Wednesday, 2 March 2011

An imagination can be a very scary thing!

I'm home, the door is double locked and I ain't answering it to anyone til the sun comes up!

I worked a late shift today, which (due to my self imposed taxi ban) means walking home through quiet Lancaster streets at night. Shortly after setting off, I was approached by an elderly man. He explained that he was looking for the road out of Lancaster toward Kendal. Being a non-driver I did my best to explain what I thought was the best route, but he didn't seem to get it. We bid eachother a good night and I continued on my way.

Ten minutes later a car pulls up beside me. It's the old man again. This time he asks if I can get in the car with him and direct him. Now I would never get into a strangers car. Not even a young, attractive strangers car. Not even if they offered me sweeties or to show me some cute puppies. So I made another (brief) attempt at giving directions, before making a feeble excuse along the lines of 'but I'm not going that way, sorry!'. I was, but thought it best not to let on.

I then crossed the road, taking a short detour along a road I didn't really have to go down, so that it looked like I really wasn't going his way. There I saw a very petite lady, walking two very big dogs (or possibly bears - it was dark). One of them growled and lunged at me, the very frail looking petite lady barely able to restrain it. I ran, a little, then composed myself and walked at a more leisurely, less panicked girly pace.

As I progressed the streets seemed deserted and quiet. Too quiet. Then I passed St. Peters Road. I went to a house party there once. The house had a creepy stone cellar. A 'Hammer Horror' cellar. A 'Hammer Horror' cellar that looked like it should contain medeaval instruments of torture, or kinky bondage, or a blood splattered pentagram daubed across the floor, or all three. I started to walk like a panicked girly again.

Without thinking clearly, I crossed the road into Canal Walk. Quiet, deserted canalside Canal Walk, with the cleverly altered sign that now said something rude.

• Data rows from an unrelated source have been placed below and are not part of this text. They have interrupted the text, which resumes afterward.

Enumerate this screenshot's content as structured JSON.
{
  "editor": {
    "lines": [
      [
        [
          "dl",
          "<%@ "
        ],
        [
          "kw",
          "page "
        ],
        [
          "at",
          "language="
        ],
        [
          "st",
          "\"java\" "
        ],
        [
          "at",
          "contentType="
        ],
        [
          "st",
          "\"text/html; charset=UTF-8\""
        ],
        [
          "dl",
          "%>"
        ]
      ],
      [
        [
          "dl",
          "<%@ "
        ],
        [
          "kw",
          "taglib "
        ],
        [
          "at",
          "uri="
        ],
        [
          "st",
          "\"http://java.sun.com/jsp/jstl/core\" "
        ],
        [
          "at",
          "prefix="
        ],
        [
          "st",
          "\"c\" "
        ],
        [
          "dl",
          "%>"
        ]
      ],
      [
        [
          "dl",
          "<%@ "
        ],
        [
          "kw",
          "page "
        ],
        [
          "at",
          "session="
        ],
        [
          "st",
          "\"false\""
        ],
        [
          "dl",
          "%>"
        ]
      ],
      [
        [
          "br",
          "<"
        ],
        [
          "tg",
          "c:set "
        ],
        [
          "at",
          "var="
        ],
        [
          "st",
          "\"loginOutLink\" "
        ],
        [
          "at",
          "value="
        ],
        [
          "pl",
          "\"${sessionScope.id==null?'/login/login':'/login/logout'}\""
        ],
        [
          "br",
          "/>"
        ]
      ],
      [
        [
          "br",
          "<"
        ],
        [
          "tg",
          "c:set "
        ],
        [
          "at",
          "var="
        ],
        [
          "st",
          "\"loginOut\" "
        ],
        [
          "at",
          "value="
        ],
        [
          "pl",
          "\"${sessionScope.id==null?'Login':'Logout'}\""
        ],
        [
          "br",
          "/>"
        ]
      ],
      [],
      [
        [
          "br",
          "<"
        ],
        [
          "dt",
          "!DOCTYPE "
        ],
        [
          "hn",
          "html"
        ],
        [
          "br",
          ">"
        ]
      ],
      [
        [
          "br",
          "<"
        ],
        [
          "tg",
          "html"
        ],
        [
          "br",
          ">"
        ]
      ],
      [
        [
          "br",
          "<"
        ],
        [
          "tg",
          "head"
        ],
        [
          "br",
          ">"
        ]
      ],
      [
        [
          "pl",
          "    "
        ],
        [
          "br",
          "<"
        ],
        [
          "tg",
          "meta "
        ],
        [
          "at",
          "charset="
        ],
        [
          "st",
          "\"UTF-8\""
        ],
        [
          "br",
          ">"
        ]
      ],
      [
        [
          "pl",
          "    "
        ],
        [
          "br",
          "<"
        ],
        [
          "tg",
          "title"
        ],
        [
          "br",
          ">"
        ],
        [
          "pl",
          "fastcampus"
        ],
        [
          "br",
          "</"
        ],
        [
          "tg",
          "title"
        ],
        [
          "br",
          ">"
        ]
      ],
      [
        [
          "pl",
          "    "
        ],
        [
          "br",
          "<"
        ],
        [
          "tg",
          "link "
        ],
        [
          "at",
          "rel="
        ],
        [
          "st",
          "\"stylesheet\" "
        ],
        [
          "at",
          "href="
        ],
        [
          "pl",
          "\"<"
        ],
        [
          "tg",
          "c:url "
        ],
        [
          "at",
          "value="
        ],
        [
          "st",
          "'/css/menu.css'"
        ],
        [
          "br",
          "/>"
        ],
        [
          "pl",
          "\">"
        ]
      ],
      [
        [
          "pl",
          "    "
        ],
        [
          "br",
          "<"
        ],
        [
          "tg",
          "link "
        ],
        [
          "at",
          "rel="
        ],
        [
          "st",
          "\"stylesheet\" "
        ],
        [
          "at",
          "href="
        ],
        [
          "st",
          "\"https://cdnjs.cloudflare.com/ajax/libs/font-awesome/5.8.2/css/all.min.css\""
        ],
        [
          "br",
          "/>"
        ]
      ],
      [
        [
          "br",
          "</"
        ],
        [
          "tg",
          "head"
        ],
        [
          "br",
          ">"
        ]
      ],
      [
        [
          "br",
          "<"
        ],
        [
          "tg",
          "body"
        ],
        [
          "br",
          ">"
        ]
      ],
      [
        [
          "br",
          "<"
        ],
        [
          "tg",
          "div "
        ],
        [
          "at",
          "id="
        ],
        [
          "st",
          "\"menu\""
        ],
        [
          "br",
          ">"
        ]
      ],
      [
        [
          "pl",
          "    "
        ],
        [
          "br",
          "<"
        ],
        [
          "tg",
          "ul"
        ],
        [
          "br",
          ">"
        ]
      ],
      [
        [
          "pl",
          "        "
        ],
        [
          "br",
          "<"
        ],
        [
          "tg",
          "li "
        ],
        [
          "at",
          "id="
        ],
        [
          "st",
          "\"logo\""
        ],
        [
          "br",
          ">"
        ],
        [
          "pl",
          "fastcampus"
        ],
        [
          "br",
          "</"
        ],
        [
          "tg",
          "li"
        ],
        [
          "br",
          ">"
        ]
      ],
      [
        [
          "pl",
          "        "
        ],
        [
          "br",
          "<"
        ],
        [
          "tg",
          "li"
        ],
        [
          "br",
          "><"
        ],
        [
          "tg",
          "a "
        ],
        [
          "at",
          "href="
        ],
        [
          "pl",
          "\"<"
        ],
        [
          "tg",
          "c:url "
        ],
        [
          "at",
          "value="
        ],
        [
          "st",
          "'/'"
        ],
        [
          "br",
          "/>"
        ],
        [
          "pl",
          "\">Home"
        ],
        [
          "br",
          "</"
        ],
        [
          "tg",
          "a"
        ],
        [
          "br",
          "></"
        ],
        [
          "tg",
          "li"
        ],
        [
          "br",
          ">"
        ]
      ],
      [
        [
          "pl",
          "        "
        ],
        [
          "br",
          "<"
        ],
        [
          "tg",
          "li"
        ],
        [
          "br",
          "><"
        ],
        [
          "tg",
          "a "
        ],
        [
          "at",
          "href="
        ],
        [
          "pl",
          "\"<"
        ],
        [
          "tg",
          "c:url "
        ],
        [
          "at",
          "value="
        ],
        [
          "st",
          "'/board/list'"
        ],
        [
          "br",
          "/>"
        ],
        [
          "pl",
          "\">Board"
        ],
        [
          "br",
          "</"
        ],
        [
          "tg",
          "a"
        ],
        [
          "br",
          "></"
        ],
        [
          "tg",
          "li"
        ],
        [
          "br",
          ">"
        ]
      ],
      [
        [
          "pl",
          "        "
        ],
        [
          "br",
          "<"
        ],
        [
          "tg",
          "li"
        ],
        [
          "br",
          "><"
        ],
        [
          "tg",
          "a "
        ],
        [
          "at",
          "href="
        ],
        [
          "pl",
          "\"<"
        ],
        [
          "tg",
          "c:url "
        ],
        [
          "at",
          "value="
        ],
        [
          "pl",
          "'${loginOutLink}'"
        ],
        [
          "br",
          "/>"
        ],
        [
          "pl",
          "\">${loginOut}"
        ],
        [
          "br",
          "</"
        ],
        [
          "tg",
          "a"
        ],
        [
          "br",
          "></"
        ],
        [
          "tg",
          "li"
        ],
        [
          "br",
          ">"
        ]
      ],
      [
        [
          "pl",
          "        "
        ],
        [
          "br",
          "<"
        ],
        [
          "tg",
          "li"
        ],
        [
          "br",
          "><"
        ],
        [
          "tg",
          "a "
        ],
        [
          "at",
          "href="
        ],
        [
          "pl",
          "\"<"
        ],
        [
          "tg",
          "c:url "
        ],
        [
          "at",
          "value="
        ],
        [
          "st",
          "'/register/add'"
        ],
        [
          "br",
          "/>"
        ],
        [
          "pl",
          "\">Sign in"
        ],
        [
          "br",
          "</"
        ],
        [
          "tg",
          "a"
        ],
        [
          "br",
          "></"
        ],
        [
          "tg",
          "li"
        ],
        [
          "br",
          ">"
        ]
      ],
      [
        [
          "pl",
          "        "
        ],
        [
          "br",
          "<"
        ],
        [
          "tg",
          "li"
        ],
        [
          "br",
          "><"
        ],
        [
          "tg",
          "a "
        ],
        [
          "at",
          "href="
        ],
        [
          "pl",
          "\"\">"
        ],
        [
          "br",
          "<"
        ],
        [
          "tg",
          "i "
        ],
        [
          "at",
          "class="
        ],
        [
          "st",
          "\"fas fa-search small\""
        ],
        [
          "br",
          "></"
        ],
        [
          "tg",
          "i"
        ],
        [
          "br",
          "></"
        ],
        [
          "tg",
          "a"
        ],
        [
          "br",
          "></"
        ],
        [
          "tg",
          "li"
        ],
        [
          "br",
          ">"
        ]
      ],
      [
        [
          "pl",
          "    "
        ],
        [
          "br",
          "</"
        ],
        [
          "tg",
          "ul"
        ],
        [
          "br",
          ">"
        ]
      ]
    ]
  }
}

The stretch of canal that I suddenly remembered was the site of two recent muggings. My panicked girly walk became a panicked girly jog. Ahead of me I saw two hoodies walk onto the bridge at the end of the path. I don't think they noticed me, thankfully.

A few minutes later I'm back on my own street, home only a few short minutes away. What's that? Distant footsteps. Whispered indecipherable syllables. I turn my head to look behind me. There's no one there. I continue. Again more footsteps, more whispers, closer now. I look again, no one there, silence. I half run into the door, turn the key, enter the dark lobby at my block of flats. The lights are flickering.

As I get onto my corridor I am hit by a dank, chemical odour eminating from an open door. Rationally, I think it's only paint fumes. The neighbours are decorating. Irrationally, I imagine the neighbour has killed his girlfriend and dumped her in a bath full of acid. The scent of her eroded body filling the air. Quickly, I pace up to my door, then I hear a loud creak. The fire door beside me swings open. I just barely pull myself together and greet the neighbours girlfriend, coming in through a haze of cigarette smoke. Phew!

...and that's the story of how I was nearly mugged by hoodies, molested by an old perv in a satanic dungeon and mauled by rabid bears (and a ghost) before discovering a grisly murder.

I think I need some stronger medication!

Sleep well! x

2 comments:

  1. Love it! You such a better writer than me!
    Keep it up Peter, you have a great tallent for sickly perverted horror. And yes that was a compliment! xxxx

    ReplyDelete
  2. Thank you! But don't put yourself down, you're a great writer too! AND you've done a novel! I've barely started mine, I keep putting it off, despite me jotting little ideas for it down every few days! I should try cracking on with it this weekend as I'm free!